From the get-go, this sign breaks the graphics Golden Rule of mixing sans serif and serif typefaces, the former with no sticks on the end of the letters and the later with them.

This type face is serif.

This type face is sans serif.

 If you have trouble remembering which typeface is which, just be aware that sans means without, so that sans serif means without sticks.

If you're not sure where the sticks are read about fonts to get educated about them.

Tuesday, February 12, 2013

The Sambo's Controversy

The Sambo's sign has a controversial history

A tale of a little boy outsmarting tigers, saving himself and others from certain death became one of serious racial overtones. So the story goes as written at the turn of the century: a little boy goes loses his clothes when tigers antagonize him. In the end, the tigers turn on each other, melting into butter that ends up coating Sambo's pancakes. This is the root of the Sambo's controversy.

Earlier in the century the name Sambo had been associated with a controversy surrounding the book, Little Black Sambo (forthcoming image), published in 1899. The boy's overriding characteristic was that he was very dark-skinned, a trait that some took advantage of to label him with stereotypical African demeanor. Sambo morphed into controversy when other publishers took on the new version of the character, publishing books that depicted him derogatorily.

The character Sambo, recreated by Sambos began not as the morphed controversy that had been created, but returned as a heroic young boy of East Indian descent. Many refused to see Sambo as he was originally. When the owners of an increasingly popular restaurant chain decided to brand the turn-of-the-century Sambo's tale as part of their namesake in the 1960s, an explosive controversy erupted questioning who Sambo really was that ultimately caused the business to fail.

In the 1960s and 70s, the restaurant chain Sambos in the United States grew quickly as a popular place to grab a breakfast anytime. By 1981 1,117 restaurants in 47 states which had the Sambos name (originally a combination of the owners' names Sam and Bo) quickly came under fire by accusations of racism. One restaurant shut down after another. The next year all but the original restaurant in Santa Barbara, California shut their doors.

As you can see from the Sambos case, much experimentation and research needs to be done before designers come up with final logo.
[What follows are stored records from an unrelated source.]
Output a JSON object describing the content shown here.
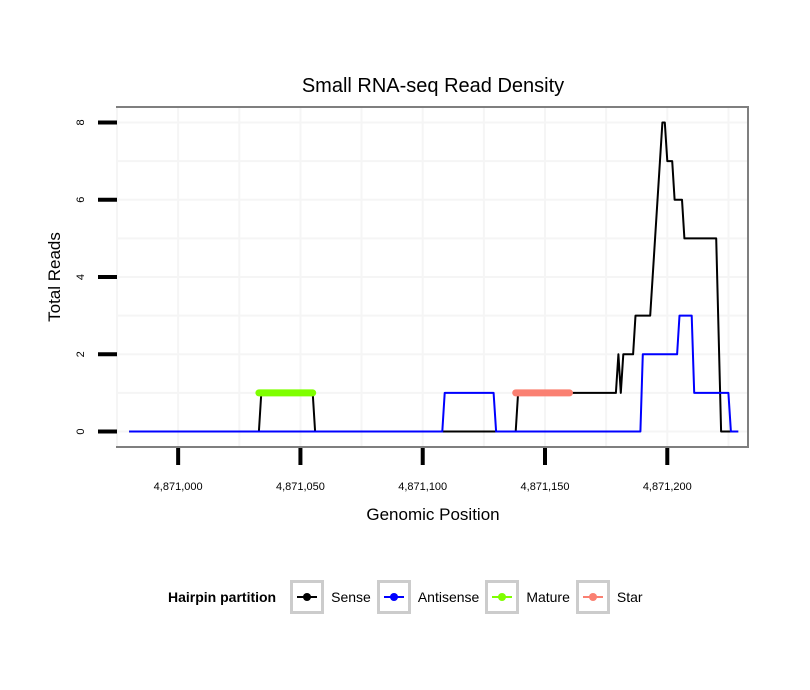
{
  "chart_data": {
    "type": "line",
    "title": "Small RNA-seq Read Density",
    "xlabel": "Genomic Position",
    "ylabel": "Total Reads",
    "xlim": [
      4870975,
      4871233
    ],
    "ylim": [
      -0.4,
      8.4
    ],
    "xticks": [
      4871000,
      4871050,
      4871100,
      4871150,
      4871200
    ],
    "xtick_labels": [
      "4,871,000",
      "4,871,050",
      "4,871,100",
      "4,871,150",
      "4,871,200"
    ],
    "yticks": [
      0,
      2,
      4,
      6,
      8
    ],
    "ytick_labels": [
      "0",
      "2",
      "4",
      "6",
      "8"
    ],
    "grid": true,
    "legend": {
      "title": "Hairpin partition",
      "placement": "bottom",
      "entries": [
        "Sense",
        "Antisense",
        "Mature",
        "Star"
      ]
    },
    "series": [
      {
        "name": "Sense",
        "color": "#000000",
        "points": [
          [
            4870980,
            0
          ],
          [
            4871033,
            0
          ],
          [
            4871034,
            1
          ],
          [
            4871055,
            1
          ],
          [
            4871056,
            0
          ],
          [
            4871138,
            0
          ],
          [
            4871139,
            1
          ],
          [
            4871179,
            1
          ],
          [
            4871180,
            2
          ],
          [
            4871181,
            1
          ],
          [
            4871182,
            2
          ],
          [
            4871186,
            2
          ],
          [
            4871187,
            3
          ],
          [
            4871193,
            3
          ],
          [
            4871198,
            8
          ],
          [
            4871199,
            8
          ],
          [
            4871200,
            7
          ],
          [
            4871202,
            7
          ],
          [
            4871203,
            6
          ],
          [
            4871206,
            6
          ],
          [
            4871207,
            5
          ],
          [
            4871220,
            5
          ],
          [
            4871222,
            0
          ],
          [
            4871229,
            0
          ]
        ]
      },
      {
        "name": "Antisense",
        "color": "#0000ff",
        "points": [
          [
            4870980,
            0
          ],
          [
            4871108,
            0
          ],
          [
            4871109,
            1
          ],
          [
            4871129,
            1
          ],
          [
            4871130,
            0
          ],
          [
            4871189,
            0
          ],
          [
            4871190,
            2
          ],
          [
            4871204,
            2
          ],
          [
            4871205,
            3
          ],
          [
            4871210,
            3
          ],
          [
            4871211,
            1
          ],
          [
            4871225,
            1
          ],
          [
            4871226,
            0
          ],
          [
            4871229,
            0
          ]
        ]
      },
      {
        "name": "Mature",
        "color": "#7fff00",
        "points": [
          [
            4871033,
            1
          ],
          [
            4871055,
            1
          ]
        ]
      },
      {
        "name": "Star",
        "color": "#fa8072",
        "points": [
          [
            4871138,
            1
          ],
          [
            4871160,
            1
          ]
        ]
      }
    ]
  }
}
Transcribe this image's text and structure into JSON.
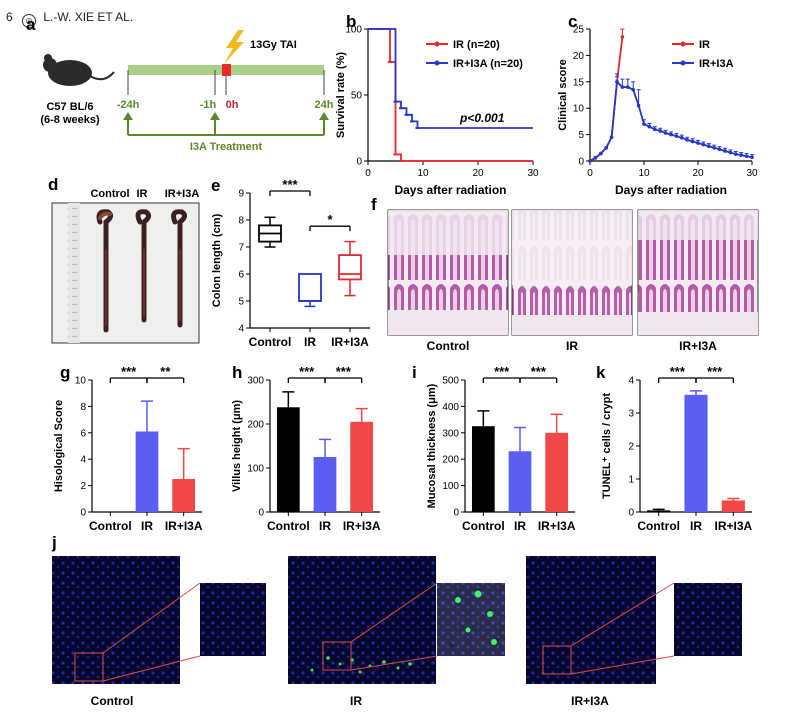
{
  "header": {
    "page_number": "6",
    "running_title": "L.-W. XIE ET AL."
  },
  "panels": {
    "a": {
      "letter": "a",
      "mouse_strain": "C57 BL/6",
      "mouse_age": "(6-8 weeks)",
      "event_label": "13Gy TAI",
      "time_labels": [
        "-24h",
        "-1h",
        "0h",
        "24h"
      ],
      "treatment_label": "I3A Treatment"
    },
    "d": {
      "letter": "d",
      "group_labels": [
        "Control",
        "IR",
        "IR+I3A"
      ]
    },
    "f": {
      "letter": "f",
      "group_labels": [
        "Control",
        "IR",
        "IR+I3A"
      ]
    },
    "j": {
      "letter": "j",
      "group_labels": [
        "Control",
        "IR",
        "IR+I3A"
      ]
    }
  },
  "chart_data": [
    {
      "panel": "b",
      "type": "line",
      "xlabel": "Days after radiation",
      "ylabel": "Survival rate (%)",
      "xlim": [
        0,
        30
      ],
      "ylim": [
        0,
        100
      ],
      "xticks": [
        0,
        10,
        20,
        30
      ],
      "yticks": [
        0,
        50,
        100
      ],
      "annotation": "p<0.001",
      "legend_position": "top-right",
      "series": [
        {
          "name": "IR (n=20)",
          "color": "#e8262b",
          "step": [
            [
              0,
              100
            ],
            [
              4,
              100
            ],
            [
              4,
              75
            ],
            [
              5,
              75
            ],
            [
              5,
              5
            ],
            [
              6,
              5
            ],
            [
              6,
              0
            ],
            [
              30,
              0
            ]
          ]
        },
        {
          "name": "IR+I3A (n=20)",
          "color": "#2437c9",
          "step": [
            [
              0,
              100
            ],
            [
              5,
              100
            ],
            [
              5,
              45
            ],
            [
              6,
              45
            ],
            [
              6,
              40
            ],
            [
              7,
              40
            ],
            [
              7,
              35
            ],
            [
              8,
              35
            ],
            [
              8,
              30
            ],
            [
              9,
              30
            ],
            [
              9,
              25
            ],
            [
              30,
              25
            ]
          ]
        }
      ]
    },
    {
      "panel": "c",
      "type": "line",
      "xlabel": "Days after radiation",
      "ylabel": "Clinical score",
      "xlim": [
        0,
        30
      ],
      "ylim": [
        0,
        25
      ],
      "xticks": [
        0,
        10,
        20,
        30
      ],
      "yticks": [
        0,
        5,
        10,
        15,
        20,
        25
      ],
      "legend_position": "top-right",
      "series": [
        {
          "name": "IR",
          "color": "#e8262b",
          "x": [
            0,
            1,
            2,
            3,
            4,
            5,
            6
          ],
          "y": [
            0,
            0.6,
            1.4,
            2.5,
            4.5,
            15,
            23.5
          ],
          "err": [
            0,
            0,
            0,
            0,
            0,
            1,
            1.5
          ]
        },
        {
          "name": "IR+I3A",
          "color": "#2437c9",
          "x": [
            0,
            1,
            2,
            3,
            4,
            5,
            6,
            7,
            8,
            9,
            10,
            11,
            12,
            13,
            14,
            15,
            16,
            17,
            18,
            19,
            20,
            21,
            22,
            23,
            24,
            25,
            26,
            27,
            28,
            29,
            30
          ],
          "y": [
            0,
            0.6,
            1.4,
            2.5,
            4.5,
            15,
            14,
            14,
            13.5,
            10.5,
            7,
            6.5,
            6,
            5.7,
            5.3,
            5,
            4.7,
            4.4,
            4,
            3.7,
            3.4,
            3.1,
            2.8,
            2.5,
            2.2,
            1.9,
            1.6,
            1.3,
            1.1,
            0.9,
            0.7
          ],
          "err": [
            0,
            0,
            0,
            0,
            0,
            1.5,
            1.5,
            1.5,
            1.5,
            3,
            0.8,
            0.6,
            0.5,
            0.5,
            0.5,
            0.5,
            0.5,
            0.5,
            0.5,
            0.5,
            0.5,
            0.5,
            0.5,
            0.5,
            0.5,
            0.5,
            0.5,
            0.5,
            0.5,
            0.5,
            0.5
          ]
        }
      ]
    },
    {
      "panel": "e",
      "type": "box",
      "ylabel": "Colon length (cm)",
      "ylim": [
        4,
        9
      ],
      "yticks": [
        4,
        5,
        6,
        7,
        8,
        9
      ],
      "categories": [
        "Control",
        "IR",
        "IR+I3A"
      ],
      "colors": [
        "#000000",
        "#2437c9",
        "#e8262b"
      ],
      "boxes": [
        {
          "min": 7.0,
          "q1": 7.2,
          "median": 7.5,
          "q3": 7.8,
          "max": 8.1
        },
        {
          "min": 4.8,
          "q1": 5.0,
          "median": 5.0,
          "q3": 6.0,
          "max": 6.0
        },
        {
          "min": 5.2,
          "q1": 5.8,
          "median": 6.0,
          "q3": 6.7,
          "max": 7.2
        }
      ],
      "significance": [
        {
          "from": 0,
          "to": 1,
          "label": "***"
        },
        {
          "from": 1,
          "to": 2,
          "label": "*"
        }
      ]
    },
    {
      "panel": "g",
      "type": "bar",
      "ylabel": "Hisological Score",
      "ylim": [
        0,
        10
      ],
      "yticks": [
        0,
        2,
        4,
        6,
        8,
        10
      ],
      "categories": [
        "Control",
        "IR",
        "IR+I3A"
      ],
      "colors": [
        "#000000",
        "#5b5ef0",
        "#f04848"
      ],
      "values": [
        0,
        6.1,
        2.5
      ],
      "errors": [
        0,
        2.3,
        2.3
      ],
      "significance": [
        {
          "from": 0,
          "to": 1,
          "label": "***"
        },
        {
          "from": 1,
          "to": 2,
          "label": "**"
        }
      ]
    },
    {
      "panel": "h",
      "type": "bar",
      "ylabel": "Villus height (μm)",
      "ylim": [
        0,
        300
      ],
      "yticks": [
        0,
        100,
        200,
        300
      ],
      "categories": [
        "Control",
        "IR",
        "IR+I3A"
      ],
      "colors": [
        "#000000",
        "#5b5ef0",
        "#f04848"
      ],
      "values": [
        238,
        125,
        205
      ],
      "errors": [
        35,
        40,
        30
      ],
      "significance": [
        {
          "from": 0,
          "to": 1,
          "label": "***"
        },
        {
          "from": 1,
          "to": 2,
          "label": "***"
        }
      ]
    },
    {
      "panel": "i",
      "type": "bar",
      "ylabel": "Mucosal thickness (μm)",
      "ylim": [
        0,
        500
      ],
      "yticks": [
        0,
        100,
        200,
        300,
        400,
        500
      ],
      "categories": [
        "Control",
        "IR",
        "IR+I3A"
      ],
      "colors": [
        "#000000",
        "#5b5ef0",
        "#f04848"
      ],
      "values": [
        325,
        230,
        300
      ],
      "errors": [
        58,
        90,
        70
      ],
      "significance": [
        {
          "from": 0,
          "to": 1,
          "label": "***"
        },
        {
          "from": 1,
          "to": 2,
          "label": "***"
        }
      ]
    },
    {
      "panel": "k",
      "type": "bar",
      "ylabel": "TUNEL⁺ cells / crypt",
      "ylim": [
        0,
        4
      ],
      "yticks": [
        0,
        1,
        2,
        3,
        4
      ],
      "categories": [
        "Control",
        "IR",
        "IR+I3A"
      ],
      "colors": [
        "#000000",
        "#5b5ef0",
        "#f04848"
      ],
      "values": [
        0.05,
        3.55,
        0.35
      ],
      "errors": [
        0.03,
        0.12,
        0.06
      ],
      "significance": [
        {
          "from": 0,
          "to": 1,
          "label": "***"
        },
        {
          "from": 1,
          "to": 2,
          "label": "***"
        }
      ]
    }
  ]
}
Logos lend themselves to controversy because the characters within them are often distorted and out of perspective, leaving them open to be connected to negative symbols and stereotypes used throughout history.

Sunday, February 10, 2013

Best Mid-Century Modern Sign Award

The Roy's sign in Amboy, CA has to be one of the best in the world.

If they were to be an award for the best mid-century modern sign in the world, it would have to be this one.

To be sure, it's not the grandest, biggest nor the most elaborate, but it is positioned in one of the best settings for a sign, which is what makes it so special.

Nowhere is a sign surrounded by almost nothing but sky and flat land, leaving the sign isolated for beautiful photo ops.

Catch it at the right moment with the right light and just the right amount of cloud cover, and you've got a classic desolate-yet-stunning image of what life was once like decades ago.

Lotta Livin'

Friday, February 08, 2013

Pink Elephants from Cereal to Signs

Pink signs are attention-getters.

Pink elephants bring to mind the mid-century era cereal Crispy Critters. No matter what you do with a pink elephant, put them in a cereal to eat or a sign to get your attention, you'll be noticed with a smile.

Sunday, January 13, 2013

Flamingo Hotel Sign Erection Date Questionable

Flamingo Hotel sign might be the oldest surviving sign on the strip.
Built in the 1940s, the Flamingo Hotel is allegedly the oldest surviving sign on the Las Vegas Strip. According to the USA Today (Demand Media) the sign was erected in 1967. The image above may or may not be that sign, as there are several on the property. I'll be investigating that, but if anyone knows if it's this one, please comment.

Mobster Bugsy Siegel ran the hotel, running it into the ground through skimming money from the profits.